The usual suspects – kale, potatoes, peas, and beans – are doing well. It was a decent year for strawberries, though we need to tear it all out to get the grass out of the bed. The Other usual suspects – carrots, parsnips, beets – are giving me the usual amount of trouble and promising their usual mediocre yields. The tomatoes are doing FAR better this year than last. We didn’t get blight last year, but the tomatoes didn’t really grow, either. This year’s ‘maters are huge and robust so far, setting fruit and flowers, though nothing is approaching ripe yet.
In a pleasant surprise, I had a very nice crop of turnips (greens and roots) with no sign of root maggot this year. Let’s hear it for floating row cover!
I’ve had some annoying surprises, though. The Purple Peacock broccoli that was so wonderful last year was just pathetic this year. The Happy Rich broccolini that wouldn’t quit last year…quit.
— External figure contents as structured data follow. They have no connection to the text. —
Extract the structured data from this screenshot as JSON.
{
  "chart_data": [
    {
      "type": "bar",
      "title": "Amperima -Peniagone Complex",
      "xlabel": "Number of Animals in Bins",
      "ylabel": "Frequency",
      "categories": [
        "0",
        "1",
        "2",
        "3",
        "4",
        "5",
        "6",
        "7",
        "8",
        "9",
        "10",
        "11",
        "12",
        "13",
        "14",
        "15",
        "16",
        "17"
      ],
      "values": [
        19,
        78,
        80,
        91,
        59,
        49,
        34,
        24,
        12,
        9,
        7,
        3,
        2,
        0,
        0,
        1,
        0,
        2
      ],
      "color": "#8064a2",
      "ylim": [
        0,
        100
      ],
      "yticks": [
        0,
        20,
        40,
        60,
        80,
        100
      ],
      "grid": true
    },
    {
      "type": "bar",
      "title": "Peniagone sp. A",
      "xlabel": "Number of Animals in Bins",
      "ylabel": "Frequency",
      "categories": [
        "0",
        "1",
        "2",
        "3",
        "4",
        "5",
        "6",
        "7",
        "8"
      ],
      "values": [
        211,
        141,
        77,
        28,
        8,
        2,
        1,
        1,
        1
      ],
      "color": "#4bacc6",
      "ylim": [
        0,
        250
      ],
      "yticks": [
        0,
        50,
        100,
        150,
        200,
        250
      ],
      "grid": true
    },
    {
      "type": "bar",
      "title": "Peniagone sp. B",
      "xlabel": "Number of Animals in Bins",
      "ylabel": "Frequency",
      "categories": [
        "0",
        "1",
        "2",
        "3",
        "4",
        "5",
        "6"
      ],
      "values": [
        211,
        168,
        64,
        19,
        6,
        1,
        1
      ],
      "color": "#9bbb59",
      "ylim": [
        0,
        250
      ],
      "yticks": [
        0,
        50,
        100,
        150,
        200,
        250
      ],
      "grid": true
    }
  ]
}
I ripped out eight or ten plants of the two and planted rutabagas, because the rutabagas also are doing very poorly this year. A large part of this is due to slugs and earwigs (I think), both of which came in on the straw I used to lightly mulch the seeds. Never used overwintered straw (a.k.a. “slug nursery”) for anything but compost. Duh.
The other curiosity is my three sisters garden. Everything is yellow, and I’m not sure why. My best guess is lack of nitrogen. This garden is just sheet mulched- sod + cardboard + 12″ composted horse manure. The horses were bedded on wood shavings, not straw. So I’m thinking the wood is binding up the nitrogen.I also didn’t inoculate the beans, so they’re suffocating and also not fixing nitrogen for the corn.I just hope it’s not some weird de-worming chemical or something from the horses that’s “poisoned” this batch of dirt.
I did some remedial inoculation today, along with adding some blood meal and greensand; we’ll see if that helps at all. I don’t usually plant a bed the same season that bed was built, but this was pretty well composted so I thought what the heck. I hope next year it will be better once the worms have had a chance to work their magic and mix the compost and clayey subsoil some more.
If anyone has ideas, I’d love to hear them…
And finally…WHO ATE MY WHEAT?? I went out today to see if it was ready to harvest and found nothing but stubble!
There will be posts later this week about baby trees and my first permaculture “guildlet.”